De_la_fumisterie_intellectuelle.jpeg : "De la fumisterie intellectuelle " de Bertrand Russell

J’abhorre les superstitions : passeur de feu, homéopathie, religion, théories complot,… si je ne déteste pas les gens qui continuent à croire, par manque d’information ou incapacité à une trop importante remise en cause, je n’arrive pas à supporter l’idée que l’humanité se complaise dans ses absurdités. J’estime pire encore, qu’on laisse parfois se propager ses idées, pour des raisons pratiques court-termistes, ne voyant pas (ou feignant de ne pas le comprendre), qu’à long terme, ces pratiques placent au même niveau dans l’esprit des moins initiés à l’épistémologie, des pratiques coûteuses et intellectuellement complexes mais enrichissantes avec des techniques de zozos. Quid des financements des recherches scientifiques ou médicales lorsque les décideurs croiront avoir été soignés par le don d’un magnétiseur ? Quid de l’enseignement de la théorie de l’évolution lorsque les politiciens ne comprendront plus la différence entre une théorie scientifique et un conte théologique ? Quid de la confiance envers les acteurs de la santé, lorsque des pharmaciens sans hygiène mentale (ou mercantiles) dévalueront les produits "chimiques" face à des alternatives homéopathiques soi-disant "naturelles" ? Il me semblerait tellement plus judicieux d’étudier l’effet placebo pour le maîtriser sans créer des schémas-réflexes de médication (alternative, systématique et hors prescription avisée, qui plus est). Il me semblerait tellement plus intéressant de comprendre les mécanismes de la douleur pour que nos enfants contrôlent ceux-ci plutôt que de ne laisser le choix qu’entre la subir, la médicaliser ou faire appel à une magie inexplicable… Bref, j’abhorre les superstitions…

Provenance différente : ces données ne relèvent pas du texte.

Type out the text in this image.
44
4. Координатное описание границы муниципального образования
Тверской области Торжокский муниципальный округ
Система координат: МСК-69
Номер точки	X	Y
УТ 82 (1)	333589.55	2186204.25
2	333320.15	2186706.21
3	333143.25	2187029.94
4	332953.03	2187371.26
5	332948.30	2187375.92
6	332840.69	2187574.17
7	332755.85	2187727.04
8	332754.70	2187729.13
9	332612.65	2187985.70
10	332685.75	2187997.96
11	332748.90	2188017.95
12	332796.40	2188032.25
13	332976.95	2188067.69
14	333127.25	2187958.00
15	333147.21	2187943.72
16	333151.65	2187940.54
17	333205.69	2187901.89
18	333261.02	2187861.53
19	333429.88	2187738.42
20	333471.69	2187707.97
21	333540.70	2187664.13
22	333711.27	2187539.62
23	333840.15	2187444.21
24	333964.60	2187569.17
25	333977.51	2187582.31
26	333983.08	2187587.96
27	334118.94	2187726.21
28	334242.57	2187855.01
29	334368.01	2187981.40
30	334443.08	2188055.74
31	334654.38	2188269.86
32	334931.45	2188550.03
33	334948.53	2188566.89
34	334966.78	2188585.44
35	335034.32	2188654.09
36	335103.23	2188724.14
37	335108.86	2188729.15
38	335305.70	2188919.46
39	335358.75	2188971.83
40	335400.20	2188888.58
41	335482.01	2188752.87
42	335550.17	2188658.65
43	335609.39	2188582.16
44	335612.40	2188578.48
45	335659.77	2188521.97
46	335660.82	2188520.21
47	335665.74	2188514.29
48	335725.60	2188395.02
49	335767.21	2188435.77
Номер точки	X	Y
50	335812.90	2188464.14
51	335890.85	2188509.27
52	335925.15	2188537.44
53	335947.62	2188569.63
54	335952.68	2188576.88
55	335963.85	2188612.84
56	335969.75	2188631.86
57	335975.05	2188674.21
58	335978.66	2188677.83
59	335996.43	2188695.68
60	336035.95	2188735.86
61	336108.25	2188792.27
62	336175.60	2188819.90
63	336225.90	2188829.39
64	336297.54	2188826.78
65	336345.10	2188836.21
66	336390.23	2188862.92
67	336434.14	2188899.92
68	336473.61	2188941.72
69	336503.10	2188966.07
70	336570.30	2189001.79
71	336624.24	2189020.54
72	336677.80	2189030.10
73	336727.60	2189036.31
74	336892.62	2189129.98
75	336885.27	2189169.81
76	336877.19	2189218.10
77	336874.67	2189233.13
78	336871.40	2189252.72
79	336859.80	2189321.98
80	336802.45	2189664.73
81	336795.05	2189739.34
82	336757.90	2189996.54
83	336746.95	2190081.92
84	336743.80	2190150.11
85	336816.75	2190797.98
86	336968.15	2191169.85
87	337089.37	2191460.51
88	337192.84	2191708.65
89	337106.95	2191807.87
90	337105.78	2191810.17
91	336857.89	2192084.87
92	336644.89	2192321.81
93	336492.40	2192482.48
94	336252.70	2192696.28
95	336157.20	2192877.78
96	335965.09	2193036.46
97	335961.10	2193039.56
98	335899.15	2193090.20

Alors lorsque j’apprends qu’il existe un texte de Bertrand Russell, philosophe rationaliste fondateur de la logique contemporaine, qui s’attaque à la fumisterie intellectuelle de son époque, je ne peux que plonger avec délice. Si le texte n’a rien à voir avec la logorrhée qui sert d’introduction à cette critique, ne vous attendez pas non plus à une argumentation particulièrement bien structurée, développant consciencieusement des concepts philosophiques qui vous permettront de déconstruire les discours obscurantistes, il s’agit là plutôt d’une courte raillerie ! Comme si, admettant qu’il sera impossible de faire disparaître la superstition, Bertrand Russell, victime de censure religieuse comme le rappelle très bien Jean Bricmont dans sa préface, choisissait a minima, de profiter d’un texte pour se défouler. Un pamphlet amusant qui permet à un lecteur rationaliste de se sentir moins seul, de savourer quelques moqueries, de constater que de grands penseurs sont passés par les mêmes questionnements… En quelques pages, ça réconforte et donne le sourire.